Hi, I have ~3GB of CSV data in Azure Storage and am using Serverless SQL Pools to query this data using a View. If I do a query such as this I get a data processed total of around 3GB (which is to be expected as it's scanning all the data)
SELECT COUNT()
FROM
OPENROWSET
(
BULK 'sourcedatadesktopdataflow/salesorderline/OrderYear=/OrderMonth=/OrderDatePartition=/*.csv',
DATA_SOURCE = 'ExternalDataSourceDataLake',
FORMAT = 'CSV',
PARSER_VERSION = '2.0',
HEADER_ROW = TRUE,
FIELDTERMINATOR =','
)
WITH
(
OrderLineID INT,
OrderDate DATE
)
AS fct
However, if I group by a column in the CSV data, the data processed is doubled to 6GB and I can't work out why this would be the case.
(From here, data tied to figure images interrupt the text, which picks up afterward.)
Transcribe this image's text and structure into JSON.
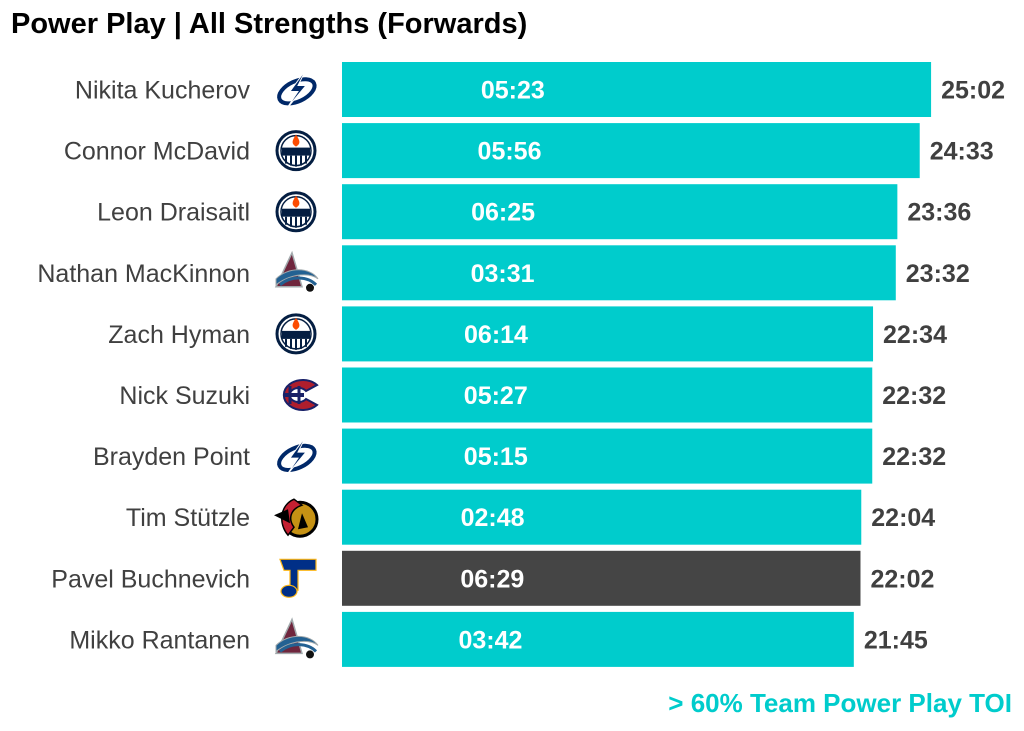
{
  "title": "Power Play | All Strengths (Forwards)",
  "footnote": "> 60% Team Power Play TOI",
  "colors": {
    "bar_default": "#00CCCC",
    "bar_highlight": "#454545",
    "footnote": "#00CCCC",
    "value_text": "#404040",
    "name_text": "#404040"
  },
  "chart_data": {
    "type": "bar",
    "orientation": "horizontal",
    "title": "Power Play | All Strengths (Forwards)",
    "xlabel": "",
    "ylabel": "",
    "grid": false,
    "legend": "none",
    "annotation": "> 60% Team Power Play TOI",
    "categories": [
      "Nikita Kucherov",
      "Connor McDavid",
      "Leon Draisaitl",
      "Nathan MacKinnon",
      "Zach Hyman",
      "Nick Suzuki",
      "Brayden Point",
      "Tim Stützle",
      "Pavel Buchnevich",
      "Mikko Rantanen"
    ],
    "teams": [
      "tampa-bay-lightning",
      "edmonton-oilers",
      "edmonton-oilers",
      "colorado-avalanche",
      "edmonton-oilers",
      "montreal-canadiens",
      "tampa-bay-lightning",
      "ottawa-senators",
      "st-louis-blues",
      "colorado-avalanche"
    ],
    "total_labels": [
      "25:02",
      "24:33",
      "23:36",
      "23:32",
      "22:34",
      "22:32",
      "22:32",
      "22:04",
      "22:02",
      "21:45"
    ],
    "total_seconds": [
      1502,
      1473,
      1416,
      1412,
      1354,
      1352,
      1352,
      1324,
      1322,
      1305
    ],
    "inner_labels": [
      "05:23",
      "05:56",
      "06:25",
      "03:31",
      "06:14",
      "05:27",
      "05:15",
      "02:48",
      "06:29",
      "03:42"
    ],
    "highlight": [
      false,
      false,
      false,
      false,
      false,
      false,
      false,
      false,
      true,
      false
    ]
  }
}
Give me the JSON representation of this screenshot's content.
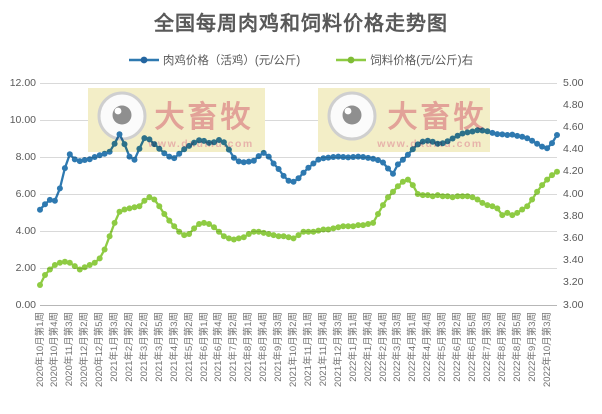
{
  "title": "全国每周肉鸡和饲料价格走势图",
  "watermark": {
    "brand": "大畜牧",
    "url": "www.dxumu.com"
  },
  "colors": {
    "broiler_line": "#2e79b0",
    "feed_line": "#8ecb43",
    "grid": "#d9d9d9",
    "axis_line": "#b7b7b7",
    "tick_text": "#595959",
    "xlabel_text": "#737373",
    "title_text": "#595959",
    "watermark_bg": "#f3eec7",
    "watermark_brand": "#e2a298",
    "watermark_url": "#e7b3aa",
    "logo_ring": "#cfcfcf",
    "logo_pupil": "#8f8f8f"
  },
  "chart_data": {
    "type": "line",
    "title": "全国每周肉鸡和饲料价格走势图",
    "legend_position": "top",
    "grid": true,
    "label_step": 3,
    "x_labels": [
      "2020年10月第1周",
      "2020年10月第4周",
      "2020年11月第3周",
      "2020年12月第2周",
      "2020年12月第5周",
      "2021年1月第3周",
      "2021年2月第2周",
      "2021年3月第2周",
      "2021年3月第5周",
      "2021年4月第3周",
      "2021年5月第2周",
      "2021年6月第1周",
      "2021年6月第4周",
      "2021年7月第2周",
      "2021年8月第1周",
      "2021年8月第4周",
      "2021年9月第3周",
      "2021年10月第2周",
      "2021年11月第1周",
      "2021年11月第4周",
      "2021年12月第3周",
      "2022年1月第1周",
      "2022年1月第4周",
      "2022年2月第4周",
      "2022年3月第3周",
      "2022年4月第1周",
      "2022年4月第4周",
      "2022年5月第3周",
      "2022年6月第2周",
      "2022年6月第5周",
      "2022年7月第3周",
      "2022年8月第2周",
      "2022年8月第5周",
      "2022年9月第3周",
      "2022年10月第3周"
    ],
    "left_axis": {
      "min": 0,
      "max": 12,
      "tick_values": [
        0,
        2,
        4,
        6,
        8,
        10,
        12
      ],
      "tick_labels": [
        "0.00",
        "2.00",
        "4.00",
        "6.00",
        "8.00",
        "10.00",
        "12.00"
      ]
    },
    "right_axis": {
      "min": 3,
      "max": 5,
      "tick_values": [
        3.0,
        3.2,
        3.4,
        3.6,
        3.8,
        4.0,
        4.2,
        4.4,
        4.6,
        4.8,
        5.0
      ],
      "tick_labels": [
        "3.00",
        "3.20",
        "3.40",
        "3.60",
        "3.80",
        "4.00",
        "4.20",
        "4.40",
        "4.60",
        "4.80",
        "5.00"
      ]
    },
    "series": [
      {
        "id": "broiler-price",
        "name": "肉鸡价格（活鸡）(元/公斤)",
        "axis": "left",
        "color": "#2e79b0",
        "values": [
          5.15,
          5.45,
          5.68,
          5.63,
          6.3,
          7.4,
          8.15,
          7.87,
          7.78,
          7.84,
          7.88,
          8.0,
          8.1,
          8.18,
          8.28,
          8.72,
          9.23,
          8.7,
          8.02,
          7.85,
          8.45,
          9.02,
          8.95,
          8.7,
          8.45,
          8.2,
          8.02,
          7.94,
          8.18,
          8.42,
          8.6,
          8.78,
          8.9,
          8.87,
          8.76,
          8.8,
          8.92,
          8.8,
          8.4,
          7.96,
          7.76,
          7.72,
          7.75,
          7.8,
          8.05,
          8.22,
          8.02,
          7.65,
          7.35,
          6.98,
          6.72,
          6.66,
          6.85,
          7.15,
          7.42,
          7.65,
          7.86,
          7.93,
          7.97,
          8.0,
          8.02,
          8.0,
          7.98,
          8.0,
          8.02,
          8.0,
          7.95,
          7.9,
          7.83,
          7.7,
          7.38,
          7.1,
          7.6,
          7.85,
          8.12,
          8.42,
          8.68,
          8.83,
          8.88,
          8.82,
          8.72,
          8.74,
          8.85,
          9.0,
          9.15,
          9.27,
          9.33,
          9.38,
          9.45,
          9.43,
          9.39,
          9.3,
          9.24,
          9.22,
          9.19,
          9.21,
          9.14,
          9.1,
          9.01,
          8.88,
          8.72,
          8.56,
          8.47,
          8.75,
          9.19
        ]
      },
      {
        "id": "feed-price",
        "name": "饲料价格(元/公斤)右",
        "axis": "right",
        "color": "#8ecb43",
        "values": [
          3.18,
          3.27,
          3.32,
          3.36,
          3.38,
          3.39,
          3.38,
          3.35,
          3.32,
          3.34,
          3.36,
          3.38,
          3.42,
          3.5,
          3.62,
          3.74,
          3.84,
          3.86,
          3.87,
          3.88,
          3.89,
          3.94,
          3.97,
          3.95,
          3.89,
          3.82,
          3.76,
          3.71,
          3.66,
          3.63,
          3.64,
          3.69,
          3.73,
          3.74,
          3.73,
          3.7,
          3.66,
          3.62,
          3.6,
          3.59,
          3.6,
          3.61,
          3.64,
          3.66,
          3.66,
          3.65,
          3.64,
          3.63,
          3.62,
          3.62,
          3.61,
          3.6,
          3.63,
          3.66,
          3.66,
          3.66,
          3.67,
          3.68,
          3.68,
          3.69,
          3.7,
          3.71,
          3.71,
          3.71,
          3.72,
          3.72,
          3.73,
          3.74,
          3.82,
          3.9,
          3.97,
          4.02,
          4.07,
          4.11,
          4.13,
          4.08,
          4.0,
          3.99,
          3.99,
          3.98,
          3.99,
          3.98,
          3.98,
          3.97,
          3.98,
          3.98,
          3.98,
          3.97,
          3.95,
          3.92,
          3.9,
          3.89,
          3.87,
          3.81,
          3.83,
          3.81,
          3.83,
          3.86,
          3.89,
          3.95,
          4.02,
          4.08,
          4.13,
          4.17,
          4.2
        ]
      }
    ]
  }
}
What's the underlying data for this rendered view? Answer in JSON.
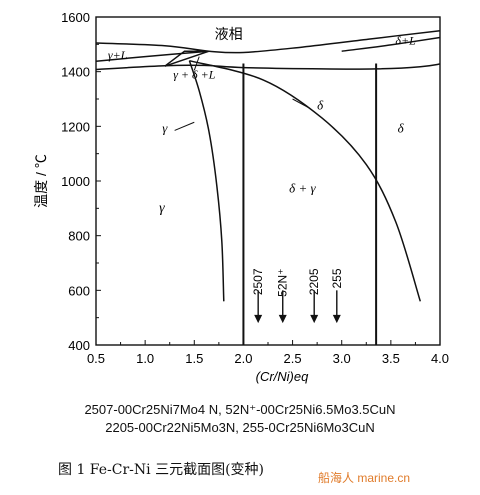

Does anyone have any suggestions?
SELECT OrderDate,COUNT()
FROM
OPENROWSET
(
BULK 'sourcedatadesktopdataflow/salesorderline/OrderYear=/OrderMonth=/OrderDatePartition=/*.csv',
DATA_SOURCE = 'ExternalDataSourceDataLake',
FORMAT = 'CSV',
PARSER_VERSION = '2.0',
HEADER_ROW = TRUE,
FIELDTERMINATOR =','
)
WITH
(
OrderLineID INT,
OrderDate DATE
)
AS fct
GROUP BY OrderDate